Farmer perceptions on climate change and variability in semi-arid Zimbabwe in relation to climatology evidence
MetadataShow full item record
Moyo M, Mvumi BM, Kunzekweguta M, Mazvimavi K, Craufurd P, Dorward P. 2012. Farmer perceptions on climate change and variability in semi-arid Zimbabwe in relation to climatology evidence. African Crop Science Journal 20 Issue supplement 2:317-335.
Permanent link to this item: http://hdl.handle.net/10568/42025
Internet URL: http://www.ajol.info/index.php/acsj/article/view/81753
Farmers in semi-arid Zimbabwe prioritise climate variability as their major agricultural productivity-reducing problem. This paper raises the importance of considering local farmers perceptions on climate risk, as this greatly influences on-farm investments and decision-making in agricultural management and production in semiarid Zimbabwe. A study was conducted in two districts of semi-arid Zimbabwe using participatory research techniques, to investigate farmers perceptions of climate variability and whether these perceptions correspond with historical climatic data.
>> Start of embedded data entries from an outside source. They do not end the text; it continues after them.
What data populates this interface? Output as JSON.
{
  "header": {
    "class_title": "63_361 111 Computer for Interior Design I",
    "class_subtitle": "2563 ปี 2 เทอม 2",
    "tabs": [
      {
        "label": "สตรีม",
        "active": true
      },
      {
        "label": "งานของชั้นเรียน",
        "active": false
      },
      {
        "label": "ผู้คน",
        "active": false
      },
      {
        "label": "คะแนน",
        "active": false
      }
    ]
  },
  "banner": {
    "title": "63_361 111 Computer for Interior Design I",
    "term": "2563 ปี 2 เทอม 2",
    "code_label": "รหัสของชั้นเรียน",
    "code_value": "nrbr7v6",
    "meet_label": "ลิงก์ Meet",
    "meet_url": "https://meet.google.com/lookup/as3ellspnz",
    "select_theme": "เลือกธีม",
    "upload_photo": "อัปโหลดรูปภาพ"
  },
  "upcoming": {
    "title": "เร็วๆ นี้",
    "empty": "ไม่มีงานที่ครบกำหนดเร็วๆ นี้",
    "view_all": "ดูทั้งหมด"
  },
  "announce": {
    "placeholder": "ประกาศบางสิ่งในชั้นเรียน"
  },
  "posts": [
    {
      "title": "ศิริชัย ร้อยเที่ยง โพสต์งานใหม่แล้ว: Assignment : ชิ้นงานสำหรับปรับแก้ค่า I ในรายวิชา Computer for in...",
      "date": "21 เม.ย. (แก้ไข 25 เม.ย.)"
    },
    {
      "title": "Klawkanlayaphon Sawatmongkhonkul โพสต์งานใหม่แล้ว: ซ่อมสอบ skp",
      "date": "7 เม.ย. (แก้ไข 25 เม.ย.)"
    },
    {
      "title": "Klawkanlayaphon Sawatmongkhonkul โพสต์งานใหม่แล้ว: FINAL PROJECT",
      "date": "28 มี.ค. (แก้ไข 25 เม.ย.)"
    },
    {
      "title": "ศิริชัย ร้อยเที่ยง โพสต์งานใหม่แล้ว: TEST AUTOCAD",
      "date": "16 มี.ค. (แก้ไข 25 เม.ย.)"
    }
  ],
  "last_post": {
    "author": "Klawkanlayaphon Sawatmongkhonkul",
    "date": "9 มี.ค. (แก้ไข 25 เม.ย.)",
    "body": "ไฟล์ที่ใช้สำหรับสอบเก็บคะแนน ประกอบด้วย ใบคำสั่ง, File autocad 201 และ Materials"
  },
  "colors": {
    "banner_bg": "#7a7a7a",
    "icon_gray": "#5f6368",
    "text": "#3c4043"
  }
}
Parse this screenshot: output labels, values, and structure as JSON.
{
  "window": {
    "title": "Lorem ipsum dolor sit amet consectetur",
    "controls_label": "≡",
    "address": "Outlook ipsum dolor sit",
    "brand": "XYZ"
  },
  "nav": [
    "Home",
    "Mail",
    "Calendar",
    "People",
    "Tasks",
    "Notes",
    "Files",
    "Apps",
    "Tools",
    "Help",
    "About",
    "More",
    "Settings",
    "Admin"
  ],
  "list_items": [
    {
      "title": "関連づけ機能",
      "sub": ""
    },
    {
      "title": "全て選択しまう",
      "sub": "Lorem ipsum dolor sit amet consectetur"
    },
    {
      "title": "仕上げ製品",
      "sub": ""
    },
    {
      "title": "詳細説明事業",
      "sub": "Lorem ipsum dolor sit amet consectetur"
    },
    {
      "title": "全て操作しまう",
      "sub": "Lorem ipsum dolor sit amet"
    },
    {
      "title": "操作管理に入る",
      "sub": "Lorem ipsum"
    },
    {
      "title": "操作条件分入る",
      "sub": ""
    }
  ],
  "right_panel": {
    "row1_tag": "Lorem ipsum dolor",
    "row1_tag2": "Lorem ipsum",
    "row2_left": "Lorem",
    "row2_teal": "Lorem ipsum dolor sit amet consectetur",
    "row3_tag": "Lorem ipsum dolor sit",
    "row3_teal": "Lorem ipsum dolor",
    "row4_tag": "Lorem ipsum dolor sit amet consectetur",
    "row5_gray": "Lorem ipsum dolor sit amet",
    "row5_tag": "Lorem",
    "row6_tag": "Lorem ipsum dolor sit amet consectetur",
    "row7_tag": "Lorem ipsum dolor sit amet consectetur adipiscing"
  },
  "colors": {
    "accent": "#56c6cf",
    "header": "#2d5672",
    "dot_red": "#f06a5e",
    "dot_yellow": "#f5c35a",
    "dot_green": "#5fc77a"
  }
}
The study showed that farmers perceived climatic and weather patterns to have changed over the past decade or two, as indicated by erratic rainfall patterns, decreased rainfall and temperature increases, leading to crop productivity decline and increased livestock morbidity and mortality. Majority of respondents (75%; n=81) were highly risk-averse, perceiving that most of the seasons in any ten given years could be poor. The climatic data show no evidence that corroborates the farmers perceptions, with only temperature showing a clear signal, indicating the influence of other non-climatic factors. The climate data show rainfall variability to be a normal characteristic of the study sites, with deviations from the climatic rainfall means (or the poor seasons) being cyclical and occurring once in every three seasons over the past 40 years. The study highlights strategies that farmers could implement to enhance agricultural productivity in the semi-arid areas to adapt to climate change and variability.